The average driver spends 293 hours a year behind the wheel. And that’s just people who drive to work or the shops. Professional drivers spend considerably more time in their vehicle, bringing a number of health and safety risks. In fact, the dangers of driving for a living are wide reaching, impacting both mental and physical health, and causing deaths on the road and off it.
So what can we do for all drivers to keep them healthy?
Tiredness contributes to 4% of all accidents. Unsurprisingly, commercial drivers are responsible for around 40% of fatigue-related crashes. As most professional drivers are in control of bigger, heavier vehicles, this can lead to more serious accidents.
Although pulling over when tired seems like a logical decision, drivers under pressure to meet tight, and often unrealistic deadlines, are more likely to take the risk. Research on the mental health of truckers found that those studied regularly drove “longer and more continuous hours, often while tired, and sometimes altering their logbooks (or keeping double logbooks) to stay in accordance with Federal HOS regulations.”
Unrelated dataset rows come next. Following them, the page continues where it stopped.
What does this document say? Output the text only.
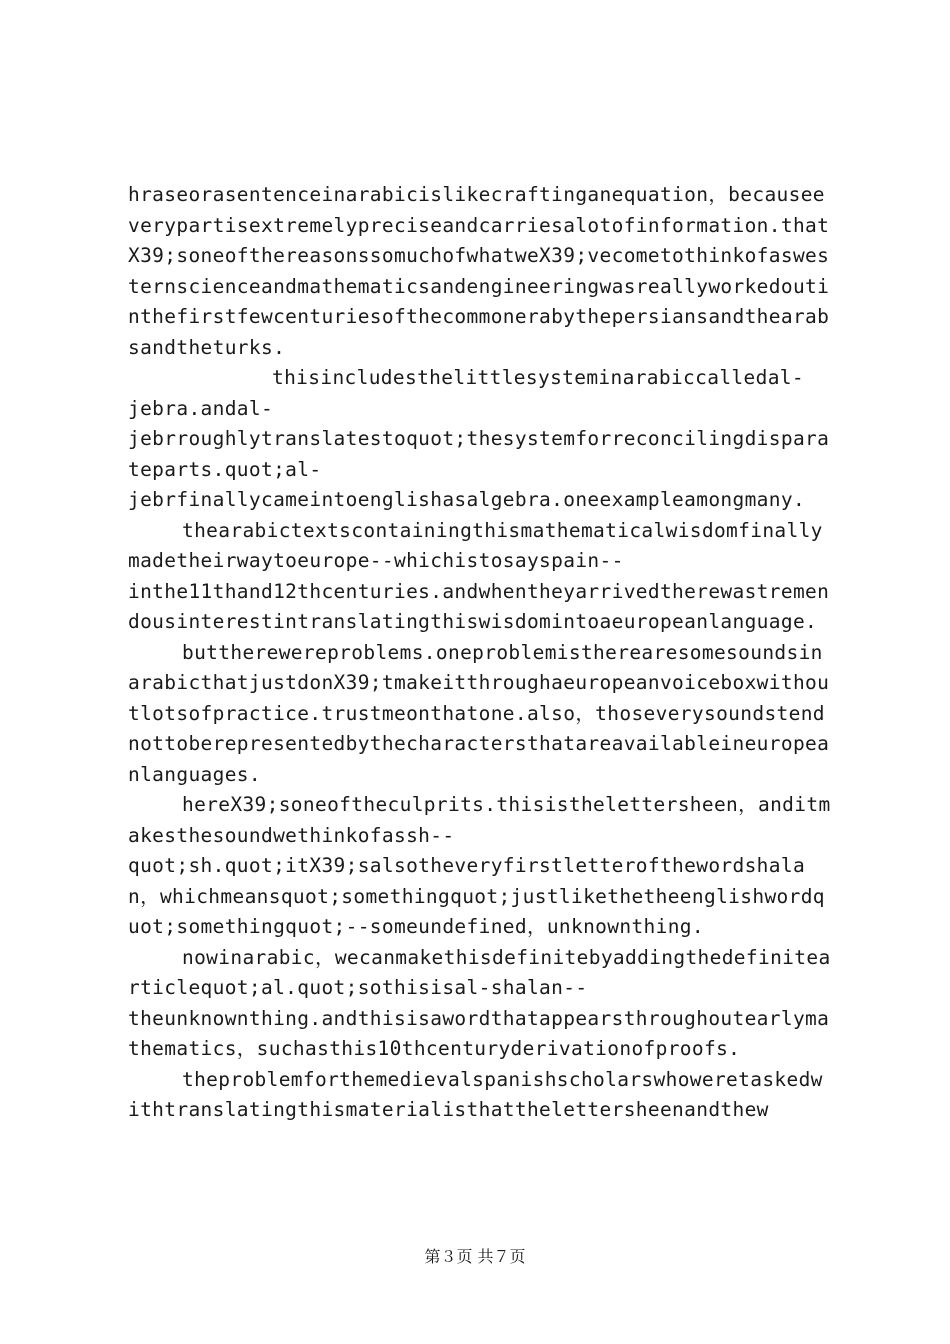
hraseorasentenceinarabicislikecraftinganequation，becauseeverypartisextremelypreciseandcarriesalotofinformation.thatX39;soneofthereasonssomuchofwhatweX39;vecometothinkofaswesternscienceandmathematicsandengineeringwasreallyworkedoutinthefirstfewcenturiesofthecommonerabythepersiansandthearabsandtheturks.

thisincludesthelittlesysteminarabiccalledal-
jebra.andal-
jebrroughlytranslatestoquot;thesystemforreconcilingdisparateparts.quot;al-
jebrfinallycameintoenglishasalgebra.oneexampleamongmany.

thearabictextscontainingthismathematicalwisdomfinallymadetheirwaytoeurope--whichistosayspain--
inthe11thand12thcenturies.andwhentheyarrivedtherewastremendousinterestintranslatingthiswisdomintoaeuropeanlanguage.

buttherewereproblems.oneproblemistherearesomesoundsinarabicthatjustdonX39;tmakeitthroughaeuropeanvoiceboxwithoutlotsofpractice.trustmeonthatone.also，thoseverysoundstendnottoberepresentedbythecharactersthatareavailableineuropeanlanguages.

hereX39;soneoftheculprits.thisisthelettersheen，anditmakesthesoundwethinkofassh--
quot;sh.quot;itX39;salsotheveryfirstletterofthewordshalan，whichmeansquot;somethingquot;justlikethetheenglishwordquot;somethingquot;--someundefined，unknownthing.

nowinarabic，wecanmakethisdefinitebyaddingthedefinitearticlequot;al.quot;sothisisal-shalan--
theunknownthing.andthisisawordthatappearsthroughoutearlymathematics，suchasthis10thcenturyderivationofproofs.

theproblemforthemedievalspanishscholarswhoweretaskedwithtranslatingthismaterialisthatthelettersheenandthew

第３页 共７页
This dangerous type of driver behavior shows that it is a problem to expect the drivers to self-regulate and why businesses need fleet safety systems in place. When they need to meet a deadline, the temptation to cook the books can often be too great. As fleet management software can collect data electronically, businesses can use this to ensure drivers take the breaks they are legally required to take. Movalytics state that businesses can improve fleet safety by policing dangerous driving. This includes checking they take regular breaks.
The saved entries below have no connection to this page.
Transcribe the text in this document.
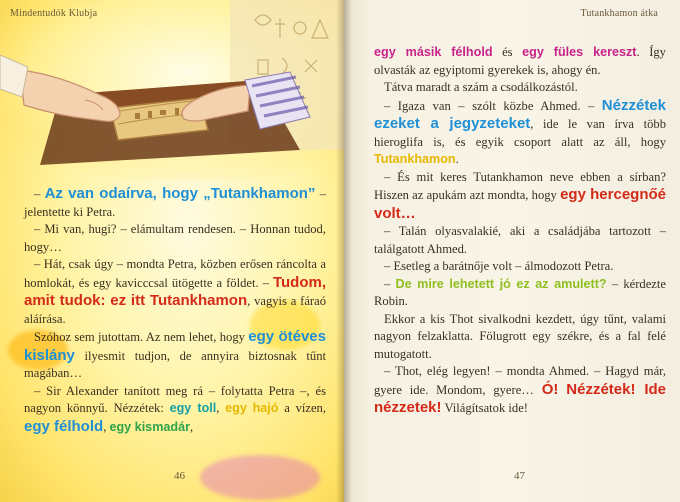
Mindentudók Klubja

– Az van odaírva, hogy „Tutankhamon” – jelentette ki Petra.

– Mi van, hugi? – elámultam rendesen. – Honnan tudod, hogy…

– Hát, csak úgy – mondta Petra, közben erősen ráncolta a homlokát, és egy kavicccsal ütögette a földet. – Tudom, amit tudok: ez itt Tutankhamon, vagyis a fáraó aláírása.

Szóhoz sem jutottam. Az nem lehet, hogy egy ötéves kislány ilyesmit tudjon, de annyira biztosnak tűnt magában…

– Sir Alexander tanított meg rá – folytatta Petra –, és nagyon könnyű. Nézzétek: egy toll, egy hajó a vízen, egy félhold, egy kismadár,

46
Tutankhamon átka

egy másik félhold és egy füles kereszt. Így olvasták az egyiptomi gyerekek is, ahogy én.

Tátva maradt a szám a csodálkozástól.

– Igaza van – szólt közbe Ahmed. – Nézzétek ezeket a jegyzeteket, ide le van írva több hieroglifa is, és egyik csoport alatt az áll, hogy Tutankhamon.

– És mit keres Tutankhamon neve ebben a sírban? Hiszen az apukám azt mondta, hogy egy hercegnőé volt…

– Talán olyasvalakié, aki a családjába tartozott – találgatott Ahmed.

– Esetleg a barátnője volt – álmodozott Petra.

– De mire lehetett jó ez az amulett? – kérdezte Robin.

Ekkor a kis Thot sivalkodni kezdett, úgy tűnt, valami nagyon felzaklatta. Fölugrott egy székre, és a fal felé mutogatott.

– Thot, elég legyen! – mondta Ahmed. – Hagyd már, gyere ide. Mondom, gyere… Ó! Nézzétek! Ide nézzetek! Világítsatok ide!

47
For the average driver, this can mean ensuring you use an app or route planner tool that reminds you to take regular breaks. Then they have to make sure to stick to it.
Ditching the snacks
Eating unhealthy foods can be far quicker and easier than sourcing healthier alternatives. Although the risks associated with snacking may not seem as immediate as mental health and tiredness, when coupled with a sedentary lifestyle, it can be deadly.
Not only is snacking one of the most common forms of distracted driving. According to a 2014 study, a driver who is drinking or eating is 3.6 times more likely to have an accident. To prevent this, drivers should, when possible, pull over to enjoy a meal, and this can be interlinked with scheduled breaks to avoid tiredness.
There are also certain foods that are more likely to result in an incident than others. The National Highway Traffic Safety Administration ranked the 10 most dangerous road foods. A list that included but isn’t limited to, doughnuts, hamburgers, chili, soups and coffee.
Healthy meals and snacks are important for anyone driving for work, helping you to maintain energy levels and arrive at your destination feeling your best. It is possible to eat healthier whilst driving, in fact, one driver recently made headlines for preparing a salad at the side of the road. Alternatively, you could just choose healthier options on the menus of fast-food chains.
Understanding the importance of mental health
Making sure drivers take regular breaks is particularly pertinent for long-haul drivers or those that work from the road. Writing on the mental and physical effects of long-haul trucking, Dan Nosowitz says that “long-haul truckers have higher rates of obesity, diabetes, anxiety, depression, cardiovascular disease, divorce, and drug use.”
Unfortunately, there is painfully little acknowledgment of this issue, nevermind genuine help. There are some support groups truckers and professional drivers can turn to though. The Healthy Trucker is one such website offering support and advice for drivers who feel they need help, both for their mental and physical health. The Healthy Trucker states that they, through free online tips, hope to “help truckers handle the challenges that come along with driving to find an overall life balance that ultimately leads to happier living.”
Considering the mental (not to mention physical) toll of spending hours upon end driving, you need to be sure to take care and find practical solutions. For example, if you’re travelling for business, do you have to drive or can you take a train? If you’re travelling back and forth to the same destination, can your company pay for a hotel or rental accommodation?
So, in answer to our original question: how do we keep healthy on the road and create happy and safe drivers? We monitor their driving, help them to make informed decisions about breaks and snacks to keep them going, and we reduce the amount of time on the road (as much as possible).